Libor Scandal Still Shaking the Financial World
The Libor financial scandal has been bumped from the headlines, but governments and regulators around the world are reacting through regulations and legislation that will reshape Libor and how rates are set. Investigations into banks and criticism of public officials also continue.
In London, proposals aim to add more regulations and outlaw rate manipulation, taking rate-setting oversight from the British Bankers Association. In the United States, two Senate Republicans–Chuck Grassley and Mark Kirk–are criticizing Treasury Secretary Timothy Geithner for not doing enough to stop the rate-fixing crisis or warning the public. They also blame Geithner for the multi-billion dollar class-action lawsuits created by the scandal.

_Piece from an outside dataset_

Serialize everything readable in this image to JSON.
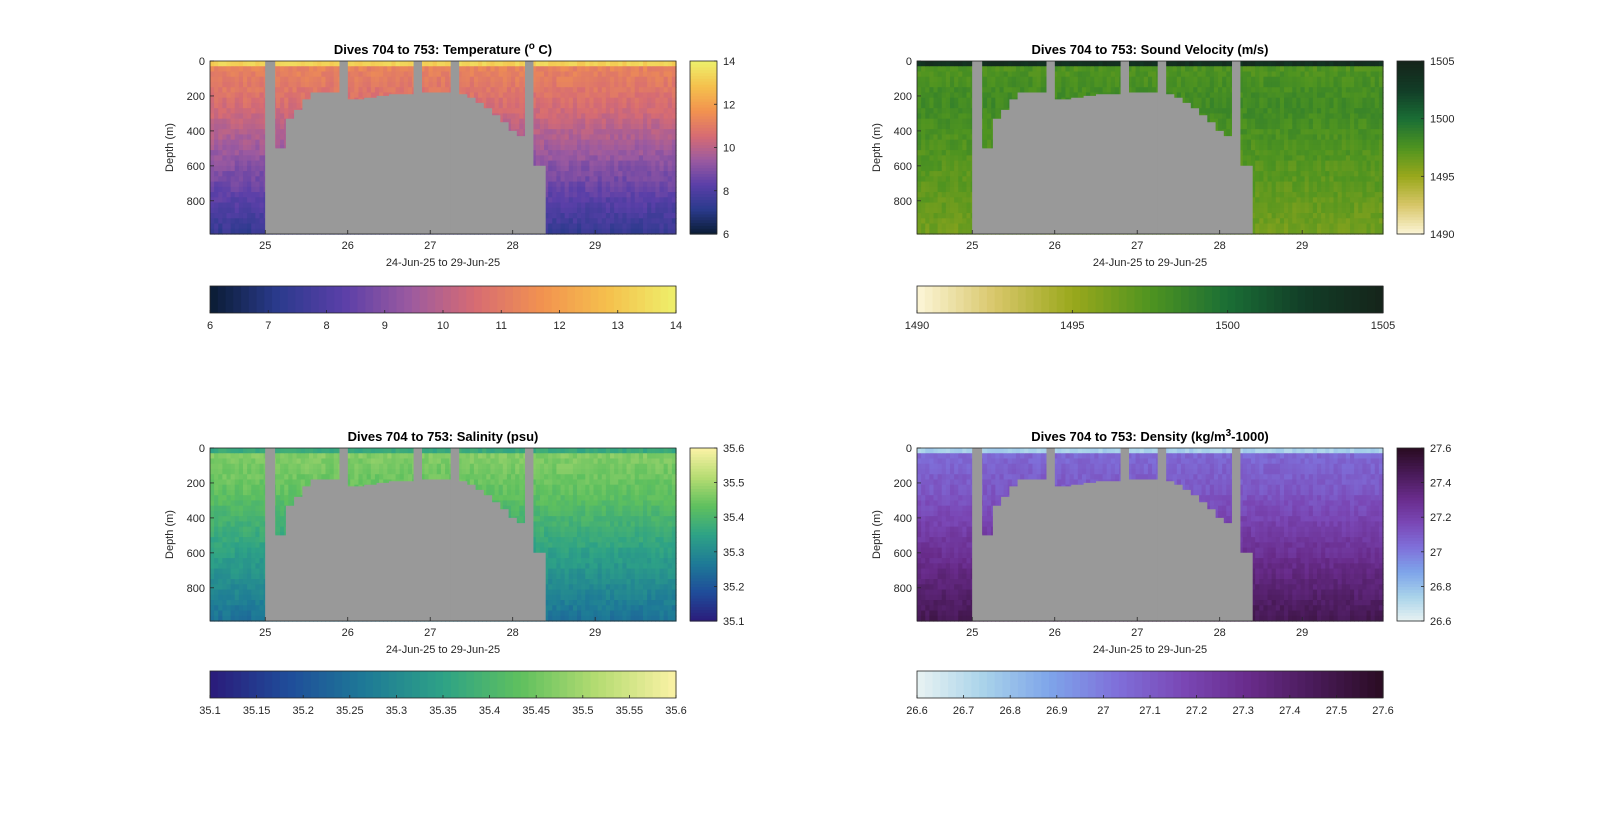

The Libor scandal is far reaching for both consumers and financial institutions. Consumers may have had their interest rates on mortgages, student loans and even credit cards affected by this controversy.
The name London Interbank Offered Rate (Libor) is geographically misleading. It is simply the interest rate that banks around the world charge to lend to each other. It is computed in London but used as a global benchmark for interest rates, and, according to some analysts, has affected more than $360 trillion in financial products.
Libor is the interest rate that banks around the world charge to lend to each other, including three American institutions: Bank of America, Citigroup and JPMorgan Chase. A daily survey in London calculates Libor by averaging the rates these banks think they would have to pay to borrow from other banks. The banks, not the market or the government, set the rate. Some credit card, mortgage, student loan, auto loan, and business loan interest rates, as well as some financial products such as derivatives, are based on Libor.
A rigged Libor rate means that millions of people around the world might have unknowingly paid more or less interest than they should have.